Wissen wir wirklich genau, was wir tun, wenn wir singen?
Bild: Keystone
Kolumne
Singen gegen die Angst
Es gibt Momente im Leben, in denen Singen oder Kunst-Machen wirklich helfen kann. Das hat bereits meine Enkelin gemerkt.
Chur, 02.09.2025
Der 11. August 2025 war für meine Enkelin Ella ein grosser Tag – ihr erster im Kindergarten. In der Woche zuvor war sie bei uns in den Ferien, und etwas war anders als sonst.
Sie sang ausserordentlich viel und laut, von morgens früh bis abends spät. Sie singt auch sonst gerne und oft, verwandelt regelmässig die Kehrschaufel in der Küche in einen Mikrofonständer, den dazugehörenden Besen in eine Gitarre und alle Anwesenden in ihr Publikum. Diesmal aber war etwas anders. Sie sang vor allem auch, wenn sie alleine im Zimmer oder auf der Toilette war.
Ahnend, dass dies alles wohl mit dem bevorstehenden neuen Lebensabschnitt zu tun hat, hat meine Partnerin sie gefragt, warum sie so laut singe. Die Antwort hat mich seither beschäftigt: «Ich singe, damit ich keine Angst habe.»

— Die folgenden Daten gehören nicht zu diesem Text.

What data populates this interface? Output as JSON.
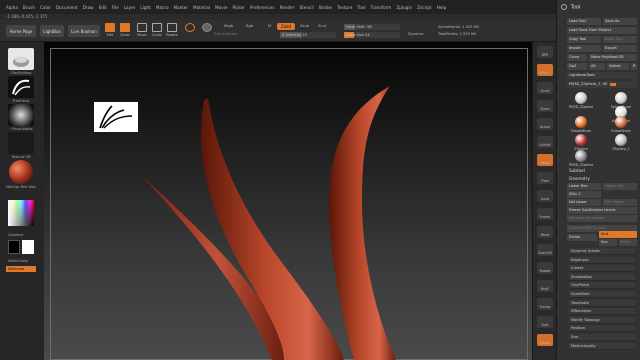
{
  "menu": [
    "Alpha",
    "Brush",
    "Color",
    "Document",
    "Draw",
    "Edit",
    "File",
    "Layer",
    "Light",
    "Macro",
    "Marker",
    "Material",
    "Movie",
    "Picker",
    "Preferences",
    "Render",
    "Stencil",
    "Stroke",
    "Texture",
    "Tool",
    "Transform",
    "Zplugin",
    "Zscript",
    "Help"
  ],
  "coords": "-1.486,-0.445,-1.375",
  "shelf": {
    "home_page": "Home Page",
    "lightbox": "LightBox",
    "live_boolean": "Live Boolean",
    "tools": [
      "Edit",
      "Draw",
      "Move",
      "Scale",
      "Rotate"
    ],
    "mrgb": "Mrgb",
    "rgb": "Rgb",
    "m": "M",
    "zadd": "Zadd",
    "zsub": "Zsub",
    "zcut": "Zcut",
    "rgb_intensity": "Rgb Intensity",
    "z_intensity": "Z Intensity 25",
    "focal_shift": "Focal Shift -56",
    "draw_size": "Draw Size 24",
    "dynamic": "Dynamic",
    "active_points": "ActivePoints: 1.525 Mil",
    "total_points": "TotalPoints: 1.525 Mil"
  },
  "left": {
    "brush": "ClayBuildup",
    "stroke": "FreeHand",
    "alpha": "~BrushAlpha",
    "texture": "Texture Off",
    "material": "MatCap Red Wax",
    "gradient": "Gradient",
    "switch_color": "SwitchColor",
    "alternate": "Alternate"
  },
  "right_toolbar": [
    "BPR",
    "SPix 3",
    "Scroll",
    "Zoom",
    "Actual",
    "AAHalf",
    "Persp",
    "Floor",
    "Local",
    "Frame",
    "Move",
    "Zoom3D",
    "Rotate",
    "PolyF",
    "Transp",
    "Solo",
    "Xpose"
  ],
  "panel": {
    "title": "Tool",
    "load_tool": "Load Tool",
    "save_as": "Save As",
    "load_from_project": "Load Tools From Project",
    "copy_tool": "Copy Tool",
    "paste_tool": "Paste Tool",
    "import": "Import",
    "export": "Export",
    "clone": "Clone",
    "make_polymesh": "Make PolyMesh3D",
    "goz": "GoZ",
    "all": "All",
    "visible": "Visible",
    "r": "R",
    "lightbox_tools": "Lightbox▸Tools",
    "current_tool": "PM3D_ZSphere_1. 49",
    "tools": [
      {
        "label": "PM3D_ZSphere",
        "color": "#c8c8c8"
      },
      {
        "label": "SphereBrush",
        "color": "#d0d0d0"
      },
      {
        "label": "AlphaBrush",
        "color": "#e0e0e0"
      },
      {
        "label": "SimpleBrush",
        "color": "#e26a1c"
      },
      {
        "label": "EraserBrush",
        "color": "#cc6a3a"
      },
      {
        "label": "ZSphere",
        "color": "#c03030"
      },
      {
        "label": "ZSphere_1",
        "color": "#bbbbbb"
      },
      {
        "label": "PM3D_ZSphere",
        "color": "#888888"
      }
    ],
    "subtool": "Subtool",
    "geometry": "Geometry",
    "lower_res": "Lower Res",
    "higher_res": "Higher Res",
    "sdiv": "SDiv 2",
    "del_lower": "Del Lower",
    "del_higher": "Del Higher",
    "freeze_subdiv": "Freeze SubDivision Levels",
    "reconstruct_subdiv": "Reconstruct Subdiv",
    "convert_bpr": "Convert BPR To Geo",
    "divide": "Divide",
    "smt": "Smt",
    "suv": "Suv",
    "reuv": "ReUV",
    "items": [
      "Dynamic Subdiv",
      "EdgeLoop",
      "Crease",
      "ShadowBox",
      "ClayPolish",
      "DynaMesh",
      "Tessimate",
      "ZRemesher",
      "Modify Topology",
      "Position",
      "Size",
      "MeshIntegrity"
    ]
  }
}
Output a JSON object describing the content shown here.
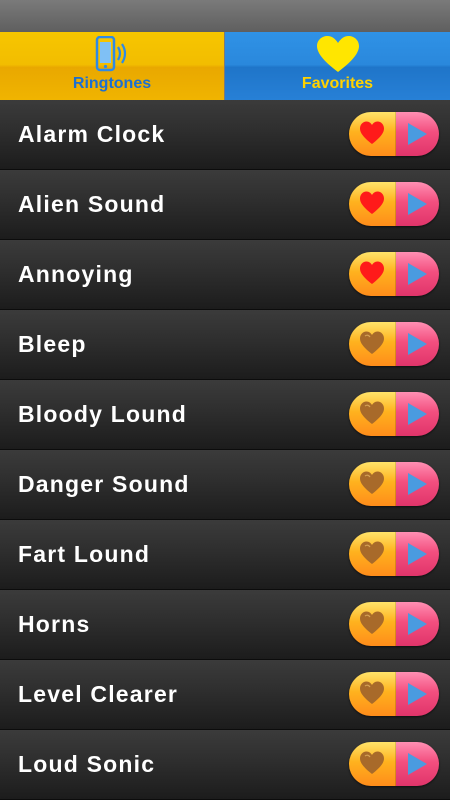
{
  "tabs": [
    {
      "label": "Ringtones",
      "icon": "phone-ringing-icon",
      "color": "#f2bd00",
      "active": true
    },
    {
      "label": "Favorites",
      "icon": "heart-icon",
      "color": "#2a88dc",
      "active": false
    }
  ],
  "colors": {
    "heart_favorited": "#ff1a1a",
    "heart_not_favorited": "#a86a2a",
    "play": "#4a9be0"
  },
  "ringtones": [
    {
      "name": "Alarm Clock",
      "favorited": true
    },
    {
      "name": "Alien Sound",
      "favorited": true
    },
    {
      "name": "Annoying",
      "favorited": true
    },
    {
      "name": "Bleep",
      "favorited": false
    },
    {
      "name": "Bloody Lound",
      "favorited": false
    },
    {
      "name": "Danger Sound",
      "favorited": false
    },
    {
      "name": "Fart Lound",
      "favorited": false
    },
    {
      "name": "Horns",
      "favorited": false
    },
    {
      "name": "Level Clearer",
      "favorited": false
    },
    {
      "name": "Loud Sonic",
      "favorited": false
    }
  ]
}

Mir wurde rasch klar, dass wir hier einer Art Urszene der Kunst beiwohnten. Der Mensch singt nicht primär, um einem Publikum zu gefallen oder um Geld zu verdienen oder, wie früher in der Schule, um vom Gesangslehrer eine gute Note zu bekommen. Nein, der Mensch singt, um seine Ängste zu vertreiben.
Making special
Mein so intelligenter – aber nicht singender – Computer erklärt, beim Singen und der Musik sei die Wirkung neurobiologisch erforscht. Musik aktiviere unsere neuronalen Belohnungszentren und dämpfe die so genannte Amygdala, das Angstzentrum. Gemeinsam Singen und Trommeln steigere die Bildung von Oxytocin und von Endorphinen, was unser Angst- und Schmerzempfinden mildert. Und auch die sozialen und psychologischen Aspekte sind aufgearbeitet.
Ellen Dissanayake, eine US-amerikanische Anthropologin und Musikästhetikerin, hat beispielsweise die Idee des Bannens von Angst durch Musik erforscht. Sie nennt Singen, aber auch Kunst-Machen generell, «making special», also etwas Spezielles tun, etwas, das über die alltäglichen Tätigkeiten hinausgeht.
Durch «making special» würden die Menschen unberechenbare oder bedrohliche Ereignisse in geregelte, vorhersehbare Handlungen verwandeln. Deshalb singen und musizieren wir an Beerdigungen. Deshalb formulieren wir unsere Abgründe im Theater. Deshalb erzählen wir uns Geschichten. Wir tun es, unter anderem, um die Angst zu bannen.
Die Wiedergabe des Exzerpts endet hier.